Double cohorte : incapacité ou incompétence ?

Le passage de la formation des médecins de 7 à 6 années d'études est prévu depuis des années. Les règles seront bientôt définitives, lorsque les étudiants exprimeront le choix de leur vie professionnelle. De l'incompétence à l'incapacité, c'est l'occasion pour le vieux délégué que je suis de revenir sur la gestion de cette année d'exception.
Notre incapacité actuelle est actée : voilà un an qu'il est trop tard. Les solutions potentielles auraient pu être réfléchies et mises en place antérieurement, mais elles ont été reléguées à plus tard, par incompétence.
Contrairement à ce que nos doyens aiment nous faire croire, les torts sont partagés. Selon la tendance politique du quidam, celui-ci reprochera aux ministres PS ou à ceux de la suédoise de n'avoir pas agi. Les deux auront raison.
La première consultation étudiante du ministère de la Santé sur le sujet a eu lieu en février 2017... Un peu juste, ne trouvez-vous pas ? Quand un accident vous est signalé depuis 6 km, avec des rappels tous les kilomètres, attendez-vous d'avoir un visuel direct pour anticiper ?
Les facultés, en n'attaquant la problématique que de façon superficielle, n'ont pas non plus pris leurs responsabilités. Une réflexion interuniversitaire au ralenti et le manque de volonté de nos doyens n'ont pas permis une mise en commun des ressources. La double cohorte n'a manifestement pas été considérée comme une priorité. Peu importe, les étudiants trinqueront, les facultés vivront.

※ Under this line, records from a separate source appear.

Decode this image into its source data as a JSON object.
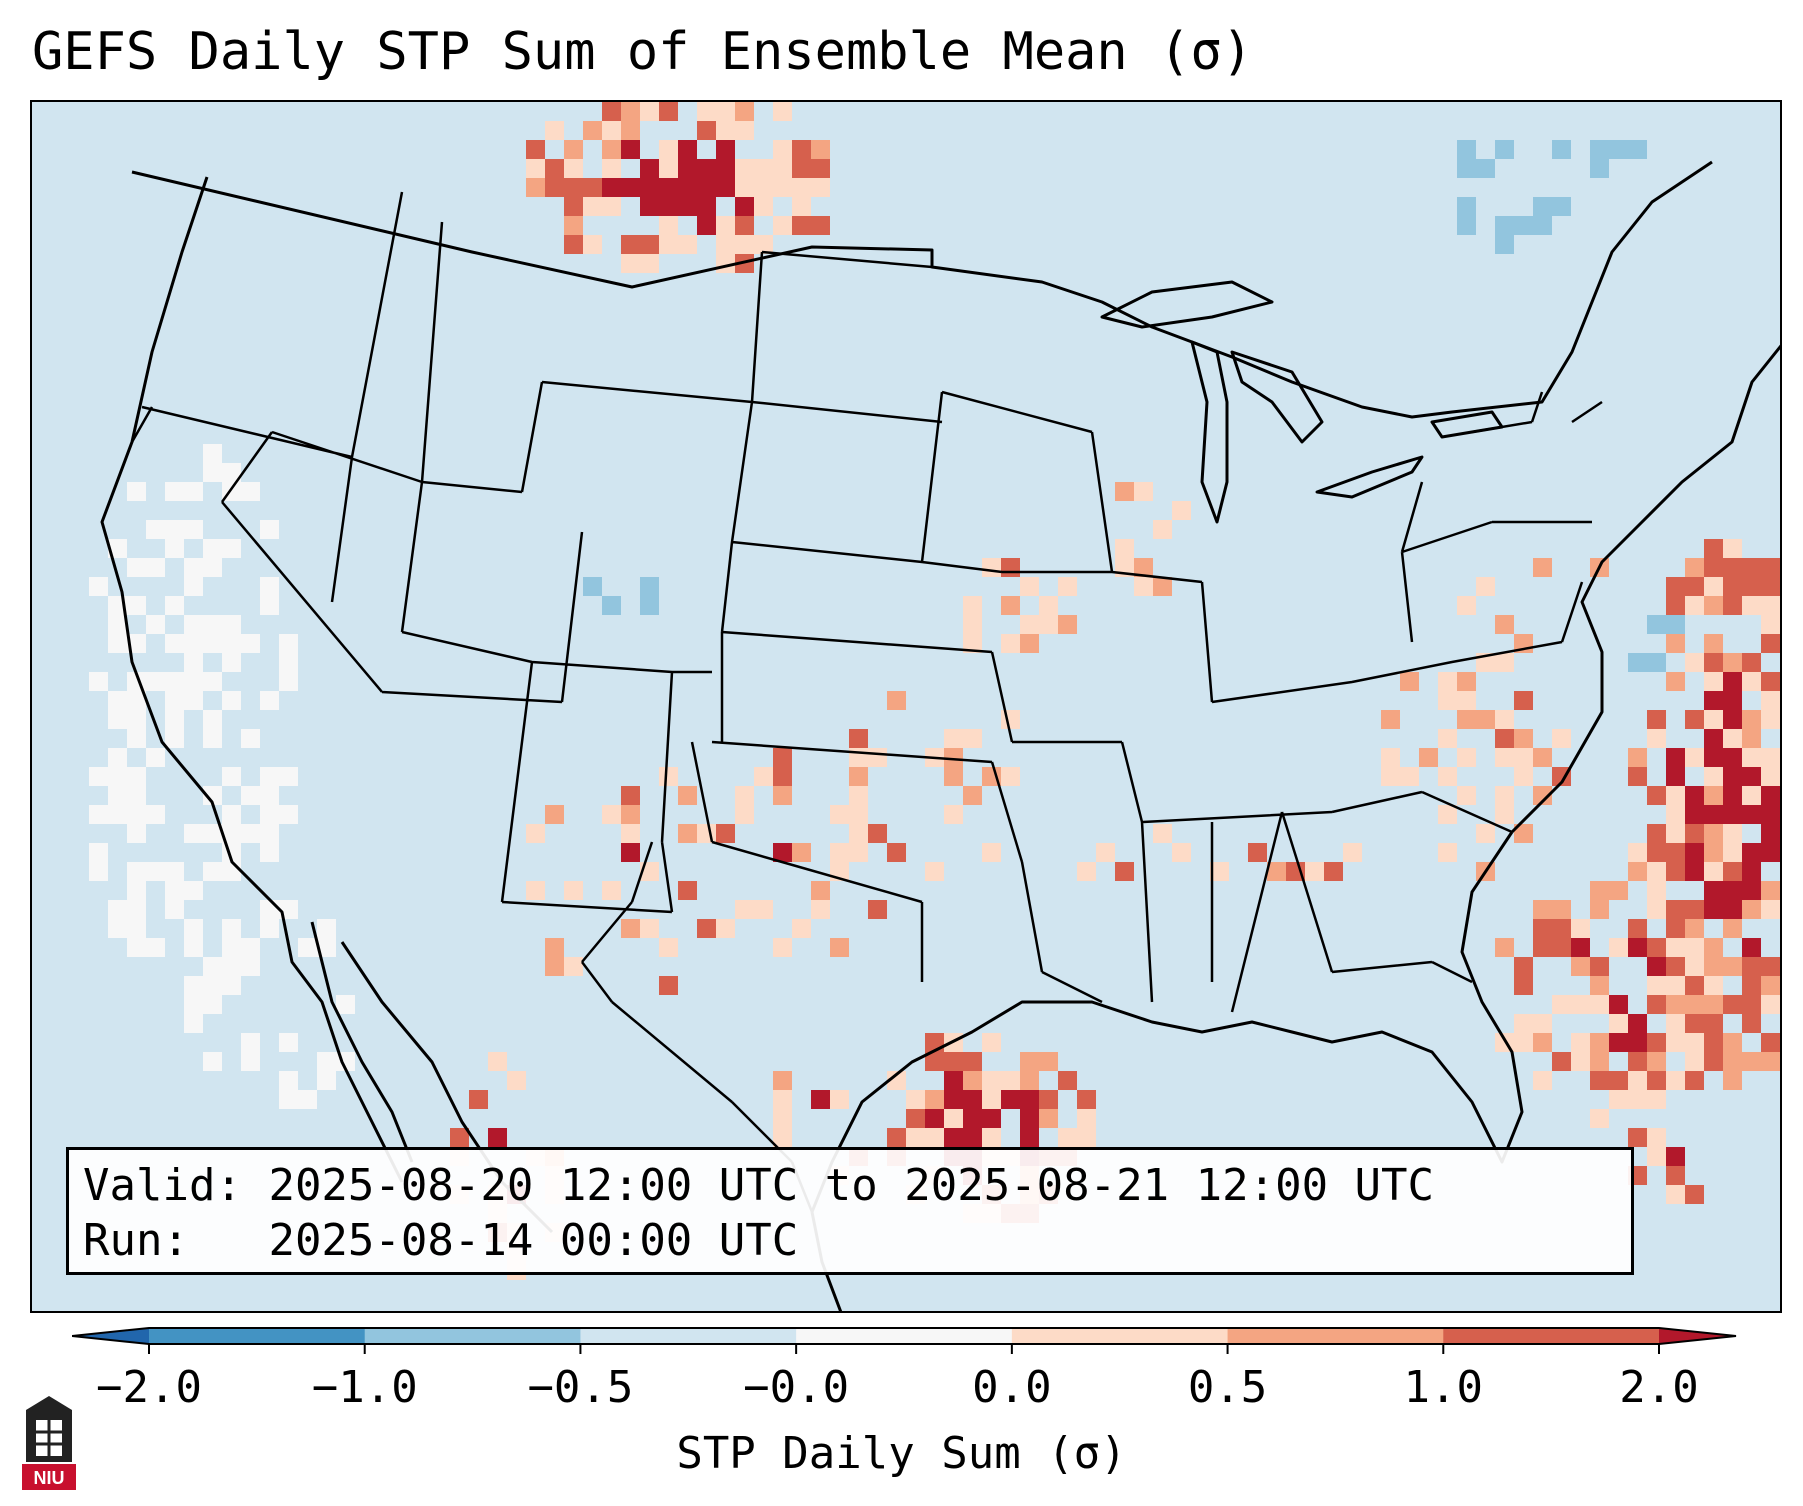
{
  "title": "GEFS Daily STP Sum of Ensemble Mean (σ)",
  "valid_box": {
    "valid_label": "Valid:",
    "valid_range": "2025-08-20 12:00 UTC to 2025-08-21 12:00 UTC",
    "run_label": "Run:",
    "run_time": "2025-08-14 00:00 UTC"
  },
  "colorbar": {
    "label": "STP Daily Sum (σ)",
    "ticks": [
      "−2.0",
      "−1.0",
      "−0.5",
      "−0.0",
      "0.0",
      "0.5",
      "1.0",
      "2.0"
    ],
    "colors": [
      "#4393c3",
      "#92c5de",
      "#d1e5f0",
      "#f7f7f7",
      "#fddbc7",
      "#f4a582",
      "#d6604d"
    ],
    "under_color": "#2166ac",
    "over_color": "#b2182b"
  },
  "map_colors": {
    "background": "#d1e5f0",
    "near_zero": "#f7f7f7",
    "light_pos": "#fddbc7",
    "mid_pos": "#f4a582",
    "high_pos": "#d6604d",
    "very_high": "#b2182b",
    "light_neg": "#92c5de",
    "lines": "#000000"
  },
  "logo_text": "NIU"
}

Illustration avec un exemple navrant : la gestion des places de stage n'est pas partagée entre les 3 universités. Chacune couve avidement ses ressources. Un maître de stage à Tournai serait pourtant ravi d'accueillir un stagiaire de Liège et vice-versa. Avec une once de volonté, il est à notre portée d'instaurer une gestion centralisée, respectant les capacités de déplacement de l'étudiant et optimisant l'occupation des lieux de stage. La volonté n'existe pas et les complications pleuvent : les étudiants sont parfois plus d'une dizaine dans un service qui n'en accueillait auparavant que 2 ou 3...
Les chefs de département ne sont pas en reste. Beaucoup n'ont pas anticipé en accueillant un surplus d'assistants ces dernières années et n'ont plus assez de place cette année. Certains sont d'un cynisme écoeurant et n'hésitent pas à n'offrir qu'une place d'assistanat en 2018, dans des disciplines où l'attente dépasse les 3 mois pour le patient. Ils choisissent " le meilleur " avec un pseudo-élitisme mensonger (ne me faites pas croire que les 10 suivants sont incapables de prester dans cette spécialité). Tout ceci s'est déroulé sous l'oeil approbateur des décideurs politiques et des facultés de médecine.
La dernière chose encore faisable est une communication décente. Or, hormis des annonces médiatiques douteuses, les étudiants ne connaissent pas les règles qui régiront la décision de leur vie qu'ils feront dans 2 mois. Malgré nos appels répétés, les représentants ne sont pas non plus impliqués correctement.
Les facultés, les politiciens et les chefs de départements n'ont manifestement pas pris la mesure de la problématique, puisque les places en spécialités n'ont pas été doublées et que la médecine générale n'est pas sûre de pouvoir absorber le tropplein, faute de maîtres de stage. Les retentissements pédagogiques sont majeurs.
Dans cette incapacité terminale, conséquence d'une incompétence globale et partagée, on soulèvera la question de la pertinence d'installer des médecins à des postes décisionnels, dans les services, les conseils d'administration des hôpitaux, les facultés, les cabinets ministériels. De même qu'un diplôme de médecin n'engendre pas une compétence en pédagogie, un médecin ne fait pas, a priori, un bon gestionnaire.